Mit einem Kanonenschlag beginnt pünktlich 9:45 Uhr der 30-Kilometer-Frühschoppen. Entlang der Elbe werden nun die Weinverpflegungsstellen bis Diesbar-Seußlitz abgeklappert. Während dieser Dauerflüssigkeitszufuhr kann es auch schon mal passieren, daß man sich fälschlicherweise etwas Festes (in Form von Obst, Wurst oder Eiern) in den Rachen schiebt. Der Fokus liegt jedoch auf dem vergorenen Rebensaft, der meist in helleren Farben gereicht wird und so die Geschmacksnerven nicht sonderlich fordert, sondern durch diese Monotonie eher abstumpft. Auch auf dem Rückweg durch die Weinberge bleibt der Rotwein eher "Bückware". Zum Neutralisieren der unterdessen arg beeinträchtigten Geschmacksknospen hilft ein unterwegs erbeutetes Dresdner Industriebier, welches für diesen Zweck völlig ausreichend ist.

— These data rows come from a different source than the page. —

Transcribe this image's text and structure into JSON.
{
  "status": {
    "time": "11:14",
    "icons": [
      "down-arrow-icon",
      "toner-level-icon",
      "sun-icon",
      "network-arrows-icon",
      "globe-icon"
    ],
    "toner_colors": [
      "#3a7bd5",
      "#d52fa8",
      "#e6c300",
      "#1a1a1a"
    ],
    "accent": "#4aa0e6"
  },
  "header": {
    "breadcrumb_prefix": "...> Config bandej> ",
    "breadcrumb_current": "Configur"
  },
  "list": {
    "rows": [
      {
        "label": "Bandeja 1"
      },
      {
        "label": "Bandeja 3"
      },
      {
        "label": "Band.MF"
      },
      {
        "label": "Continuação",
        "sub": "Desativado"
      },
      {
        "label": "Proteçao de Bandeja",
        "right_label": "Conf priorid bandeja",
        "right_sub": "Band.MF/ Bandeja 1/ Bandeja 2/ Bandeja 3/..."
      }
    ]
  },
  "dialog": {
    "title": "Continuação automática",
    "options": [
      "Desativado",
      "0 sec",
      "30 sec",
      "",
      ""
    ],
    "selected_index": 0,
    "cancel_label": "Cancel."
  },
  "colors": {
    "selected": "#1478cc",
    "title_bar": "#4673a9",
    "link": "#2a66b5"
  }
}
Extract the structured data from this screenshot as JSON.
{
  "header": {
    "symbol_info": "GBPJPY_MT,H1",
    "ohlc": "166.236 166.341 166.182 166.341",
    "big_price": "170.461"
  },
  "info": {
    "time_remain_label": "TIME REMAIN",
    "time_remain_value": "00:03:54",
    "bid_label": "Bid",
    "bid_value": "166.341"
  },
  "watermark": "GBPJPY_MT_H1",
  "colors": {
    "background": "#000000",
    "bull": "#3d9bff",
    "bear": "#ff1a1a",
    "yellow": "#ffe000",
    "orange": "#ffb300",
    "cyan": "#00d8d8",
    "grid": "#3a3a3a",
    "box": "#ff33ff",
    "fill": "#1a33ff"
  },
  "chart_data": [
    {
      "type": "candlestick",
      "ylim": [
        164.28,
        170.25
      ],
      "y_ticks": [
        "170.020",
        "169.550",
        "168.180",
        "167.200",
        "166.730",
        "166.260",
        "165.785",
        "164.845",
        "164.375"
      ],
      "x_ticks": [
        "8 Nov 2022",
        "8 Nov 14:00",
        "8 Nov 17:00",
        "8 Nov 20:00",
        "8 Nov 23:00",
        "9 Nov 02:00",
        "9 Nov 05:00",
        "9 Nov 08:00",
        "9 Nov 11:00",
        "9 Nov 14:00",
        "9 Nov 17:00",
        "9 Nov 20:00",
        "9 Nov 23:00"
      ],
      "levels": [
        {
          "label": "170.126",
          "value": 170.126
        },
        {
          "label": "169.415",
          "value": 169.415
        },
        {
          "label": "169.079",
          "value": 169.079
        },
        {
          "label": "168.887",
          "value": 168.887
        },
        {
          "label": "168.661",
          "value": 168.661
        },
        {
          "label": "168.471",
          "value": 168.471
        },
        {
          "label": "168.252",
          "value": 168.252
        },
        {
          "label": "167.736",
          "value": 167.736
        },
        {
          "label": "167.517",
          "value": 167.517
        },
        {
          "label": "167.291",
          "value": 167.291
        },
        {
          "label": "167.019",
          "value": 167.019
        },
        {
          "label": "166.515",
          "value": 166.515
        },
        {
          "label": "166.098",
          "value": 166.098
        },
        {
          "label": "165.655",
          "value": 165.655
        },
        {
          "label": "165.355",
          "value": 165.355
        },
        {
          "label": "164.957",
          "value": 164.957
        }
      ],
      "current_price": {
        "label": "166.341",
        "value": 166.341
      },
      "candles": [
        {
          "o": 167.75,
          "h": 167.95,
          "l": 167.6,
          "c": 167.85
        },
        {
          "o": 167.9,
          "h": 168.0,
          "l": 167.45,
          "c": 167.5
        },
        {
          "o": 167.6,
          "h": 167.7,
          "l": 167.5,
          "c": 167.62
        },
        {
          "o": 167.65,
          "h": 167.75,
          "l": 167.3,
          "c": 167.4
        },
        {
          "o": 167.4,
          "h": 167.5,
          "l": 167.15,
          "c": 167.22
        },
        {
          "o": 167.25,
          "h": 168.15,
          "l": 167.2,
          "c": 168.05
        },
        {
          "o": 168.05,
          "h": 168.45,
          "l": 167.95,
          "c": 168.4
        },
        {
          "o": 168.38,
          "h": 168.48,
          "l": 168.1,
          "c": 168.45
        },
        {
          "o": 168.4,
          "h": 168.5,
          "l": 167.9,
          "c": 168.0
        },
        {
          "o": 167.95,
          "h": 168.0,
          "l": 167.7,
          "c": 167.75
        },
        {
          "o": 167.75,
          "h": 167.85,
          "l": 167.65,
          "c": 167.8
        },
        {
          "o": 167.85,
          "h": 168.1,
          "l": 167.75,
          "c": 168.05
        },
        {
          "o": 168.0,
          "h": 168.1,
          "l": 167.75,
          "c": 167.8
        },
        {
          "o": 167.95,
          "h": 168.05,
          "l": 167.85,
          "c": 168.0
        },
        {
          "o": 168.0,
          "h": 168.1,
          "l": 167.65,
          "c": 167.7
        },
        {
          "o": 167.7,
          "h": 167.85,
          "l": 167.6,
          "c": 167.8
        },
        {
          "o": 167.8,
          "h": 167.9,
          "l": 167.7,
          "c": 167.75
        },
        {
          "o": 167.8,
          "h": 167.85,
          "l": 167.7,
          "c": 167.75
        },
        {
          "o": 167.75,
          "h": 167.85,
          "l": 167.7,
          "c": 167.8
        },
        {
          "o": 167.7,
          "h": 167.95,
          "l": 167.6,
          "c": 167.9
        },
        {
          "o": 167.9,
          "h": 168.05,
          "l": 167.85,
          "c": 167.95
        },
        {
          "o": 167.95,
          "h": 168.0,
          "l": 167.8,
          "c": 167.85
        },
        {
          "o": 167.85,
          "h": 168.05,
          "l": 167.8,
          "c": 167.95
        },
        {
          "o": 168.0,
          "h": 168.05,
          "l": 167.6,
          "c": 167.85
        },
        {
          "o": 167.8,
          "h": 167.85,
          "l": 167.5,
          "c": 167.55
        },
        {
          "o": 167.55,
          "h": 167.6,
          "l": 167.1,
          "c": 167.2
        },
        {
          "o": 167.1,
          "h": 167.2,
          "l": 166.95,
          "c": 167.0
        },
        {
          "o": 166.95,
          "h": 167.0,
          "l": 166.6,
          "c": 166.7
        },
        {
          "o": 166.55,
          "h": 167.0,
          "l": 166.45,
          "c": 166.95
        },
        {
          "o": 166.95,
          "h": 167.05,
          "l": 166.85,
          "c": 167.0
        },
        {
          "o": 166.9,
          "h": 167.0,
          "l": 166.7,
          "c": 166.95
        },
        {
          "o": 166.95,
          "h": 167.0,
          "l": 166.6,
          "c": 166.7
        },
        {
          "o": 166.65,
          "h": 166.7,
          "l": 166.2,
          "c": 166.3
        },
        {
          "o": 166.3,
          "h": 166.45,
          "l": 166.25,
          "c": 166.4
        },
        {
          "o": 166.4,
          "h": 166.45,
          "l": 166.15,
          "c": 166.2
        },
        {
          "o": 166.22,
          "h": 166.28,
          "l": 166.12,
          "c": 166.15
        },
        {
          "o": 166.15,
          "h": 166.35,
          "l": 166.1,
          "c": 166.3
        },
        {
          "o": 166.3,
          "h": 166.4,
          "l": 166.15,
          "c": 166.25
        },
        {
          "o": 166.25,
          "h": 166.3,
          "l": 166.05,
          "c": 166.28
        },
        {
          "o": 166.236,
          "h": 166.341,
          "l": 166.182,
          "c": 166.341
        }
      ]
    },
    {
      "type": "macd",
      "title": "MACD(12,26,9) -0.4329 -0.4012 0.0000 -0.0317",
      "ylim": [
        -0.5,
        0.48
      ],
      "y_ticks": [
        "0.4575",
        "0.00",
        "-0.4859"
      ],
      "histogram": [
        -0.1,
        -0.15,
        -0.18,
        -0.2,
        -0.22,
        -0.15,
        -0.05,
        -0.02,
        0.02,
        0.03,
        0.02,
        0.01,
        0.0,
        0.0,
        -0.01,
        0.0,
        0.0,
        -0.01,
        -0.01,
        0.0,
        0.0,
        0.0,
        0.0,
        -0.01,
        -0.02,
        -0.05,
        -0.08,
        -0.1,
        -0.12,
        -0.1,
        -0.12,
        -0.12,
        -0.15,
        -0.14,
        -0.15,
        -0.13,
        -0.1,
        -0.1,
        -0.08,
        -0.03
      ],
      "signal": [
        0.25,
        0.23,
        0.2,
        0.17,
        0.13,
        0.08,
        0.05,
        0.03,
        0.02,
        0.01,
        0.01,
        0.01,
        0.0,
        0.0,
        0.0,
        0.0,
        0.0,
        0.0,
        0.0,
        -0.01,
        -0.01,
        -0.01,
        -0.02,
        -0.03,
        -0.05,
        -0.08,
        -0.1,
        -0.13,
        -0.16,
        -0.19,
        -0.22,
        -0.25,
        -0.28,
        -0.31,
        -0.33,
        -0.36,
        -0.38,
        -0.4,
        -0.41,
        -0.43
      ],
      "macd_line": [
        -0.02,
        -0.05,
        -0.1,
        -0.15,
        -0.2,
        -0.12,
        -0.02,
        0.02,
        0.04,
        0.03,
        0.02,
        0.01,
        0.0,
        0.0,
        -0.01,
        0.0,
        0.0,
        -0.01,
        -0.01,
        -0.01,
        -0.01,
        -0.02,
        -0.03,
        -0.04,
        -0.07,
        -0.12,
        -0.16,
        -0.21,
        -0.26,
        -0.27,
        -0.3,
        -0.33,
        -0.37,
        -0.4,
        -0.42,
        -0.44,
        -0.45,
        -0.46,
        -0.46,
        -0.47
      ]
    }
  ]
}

Auch in diesem Jahr bleibt das vom Veranstalter gesetzte Zeitlimit von uns unerreicht. Nach 7:48 Stunden erreicht unser Quartett völlig entkräftet, aber überglücklich den Zielbogen (mit Zielzeitentwerter). Neues Leben in uns wird kurz darauf durch das Bier im Festzelt geweckt. Der weitere Wertegang wurde anfangs bereits erwähnt: mehrere Dutzend Sportler, die den Weinlauf in sechs Stunden (oder gar noch schneller) über die Bühne gebracht haben, sitzen leicht angesäuert im Bus und warten auf die untrainierten Schwächlinge, die ihrerseits jedoch einen wunderschönen Tag entlang der Elbe und in den Weinhängen verlebten. An einer der ersten Ausschankstationen haben wir irgendwie das Tempo der gelb-schwarzen Bustruppe nicht mehr mitgehen können und waren fortan auf uns allein gestellt. Solch eine Unzulänglichkeit verzeiht dir dieser "Lauf" eben nicht! Mit der Anzahl der Weingläser nimmt die Schwere der Beine zu. Schwere Beine vermitteln automatisch ein Gefühl von Schwäche. Gegen Schwäche hilft in erster Linie Trinken, viel Trinken. Diesen Teufelskreis durchbricht der Ab-und-zu-mal-Jogger nicht so einfach. Der richtige (gelernte) Läufer sieht dort seine Stärke und geht, die Schwäche der anderen ausnutzend, auf Bestzeit! Das steckt nun mal so drin - doch wir sind von dieser Wettkampf-DNA meilenweit entfernt.
Auch dieses Jahr bekommen die 30-Kilometer-Schleife und deren Unterdistanzen um Meißen von der (gesamten?) Busbesatzung die volle Punktzahl - schließlich ist das Engagement der Veranstalter und Unterstützer in einer solch schwierigen Zeit nicht hoch genug zu loben.